The opening exhibition,”Wrestle,”is a curatorial collaboration between the museum’s executive director, Tom Eccles, and a curator for the New Museum in New York, Trevor Smith. It is the largest display of Ms. Hessel’s collection yet. Still, the works on view represent only a fraction, less than 6%, of her inventory. The exhibition highlights Ms. Hessel’s long-standing commitment to acquiring works of contemporary woman artists, but also includes many familiar powerhouse male painters, video artists, and photographers, particularly of the 1980s and ’90s. “Wrestle” is meant to be a provocative, nontraditional reorganization of the art exhibit format. The overriding theme, as the title suggests, is the self in conflict — both with outside forces and interior compulsions. The works are not grouped historically, through various schools or styles, or chronologically. Instead, the method is juxtaposition. There is a political dimension to some of the art and a graphic sexual dimension to a lot of it. Having integrated artists in unexpected ways, Messrs. Eccles and Smith intend for the works to engage each other — and the viewer — in thematic and formal dialogues. The hostile, yet fragmented rant of painter Christopher Wool’s “As If” is echoed in the anxious ramblings of Tony Oursler’s video puppets in “Me, Myself, and I.” The enlarged photographic headshot of Ana Mendieta’s face, pasted with the freshly shorn beard of one of her students, reappears in Rosemarie Trockel’s drawing of a woman’s face. Her characteristic pencil swirls that delineate the shadowed contours look a lot like Mendieta’s borrowed facial hair.
Ms. Trockel is one of only a few artists whose work is grouped together in a single room. Here one can see a sort of mini-retrospective of this important contributor to Germany’s burgeoning contemporary art scene, including one of her latest “knitting pictures,” entitled “Menopause.” Generally, though, diverse artists are grouped together in either obvious or surprising ways. So Nan Goldin’s self-portrait after being beaten by her lover shares a room with Paul McCarthy’s video of him beating himself to a pulp,”Rocky.” As it does for Ms. Goldin and Mr. Mc-Carthy — who become strange, but clearly simpatico, bedfellows — the use of adjacency contributes to a more meaningful understanding of each piece and, sometimes, reinforces its relevancy.
Some well-known images of children are dispersed throughout the exhibition and given fresh examination. In one of the first rooms, for instance, 15 C-prints from Larry Clark’s 1995 film “Kids” face off against 1960s photographer Karlheinz Weinberger’s black-and-white portraits of a gang of James Dean wannabes in Zurich, decked out in studded leather jackets and flaunting open flies. The elaborately coiffed and costumed boys, like Mr. Clark’s pubescent girls floating through the film frames in their cotton undies, send essentially the same timeless message: Teenagers need strict supervision.

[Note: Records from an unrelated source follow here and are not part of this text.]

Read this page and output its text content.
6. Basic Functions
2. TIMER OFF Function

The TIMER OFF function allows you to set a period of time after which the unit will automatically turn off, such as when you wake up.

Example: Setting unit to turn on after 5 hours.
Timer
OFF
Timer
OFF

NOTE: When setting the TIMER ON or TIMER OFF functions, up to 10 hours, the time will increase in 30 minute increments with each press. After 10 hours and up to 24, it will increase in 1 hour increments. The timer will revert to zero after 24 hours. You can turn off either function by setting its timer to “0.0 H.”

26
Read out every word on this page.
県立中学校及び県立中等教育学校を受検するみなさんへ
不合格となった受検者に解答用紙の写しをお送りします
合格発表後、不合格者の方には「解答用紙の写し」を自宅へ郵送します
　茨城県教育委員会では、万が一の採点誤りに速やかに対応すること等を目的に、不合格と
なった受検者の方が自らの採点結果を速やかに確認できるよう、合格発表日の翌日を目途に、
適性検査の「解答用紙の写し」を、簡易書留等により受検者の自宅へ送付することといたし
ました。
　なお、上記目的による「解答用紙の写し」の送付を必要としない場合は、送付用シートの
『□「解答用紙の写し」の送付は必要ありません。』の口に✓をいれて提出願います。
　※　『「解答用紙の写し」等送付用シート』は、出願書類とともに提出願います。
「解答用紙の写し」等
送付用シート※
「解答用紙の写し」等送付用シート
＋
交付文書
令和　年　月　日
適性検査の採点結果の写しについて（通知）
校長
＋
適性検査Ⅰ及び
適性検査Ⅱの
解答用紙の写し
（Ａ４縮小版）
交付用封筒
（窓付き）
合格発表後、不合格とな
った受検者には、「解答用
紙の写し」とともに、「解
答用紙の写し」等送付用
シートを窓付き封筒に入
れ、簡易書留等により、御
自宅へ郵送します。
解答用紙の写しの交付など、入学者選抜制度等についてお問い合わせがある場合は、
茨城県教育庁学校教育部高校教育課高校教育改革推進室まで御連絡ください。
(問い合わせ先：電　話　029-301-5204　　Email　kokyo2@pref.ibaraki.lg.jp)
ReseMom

Using the same method for Sol Le-Witt and Robert Mapplethorpe, however, underscores the aesthetic connections between the two artists. Mapplethorpe’s “Thomas in a Box,” when viewed through Mr. LeWitt’s sculpture “222, Three Three-Part Variations,” accentuates the two artists’ shared formal concerns — not least their mutual interest in the cube. Mapplethorpe’s photographs are ideally suited to the exhibit’s purposes. His work is so heavily weighted to its era that a re-examination of its significance, through its placement with seemingly unrelated artists, is both timely and worthwhile.
The question remains as to whether a visitor who does not have the same breadth and depth of knowledge as the curators do would make the same analytical leaps. The handsome catalog, which includes essays by both curators and an interview with Ms. Hessel, guides the visitor through how the exhibit works. A pamphlet also provides contextual clues to the works’ relationships. However, much of the art exhibited speaks so forcefully, one hardly needs an interpreter to get the message.
Until May 27 (Hessel Museum of Art, Bard College, Annandale-on-Hudson, N.Y., 845-758-7598).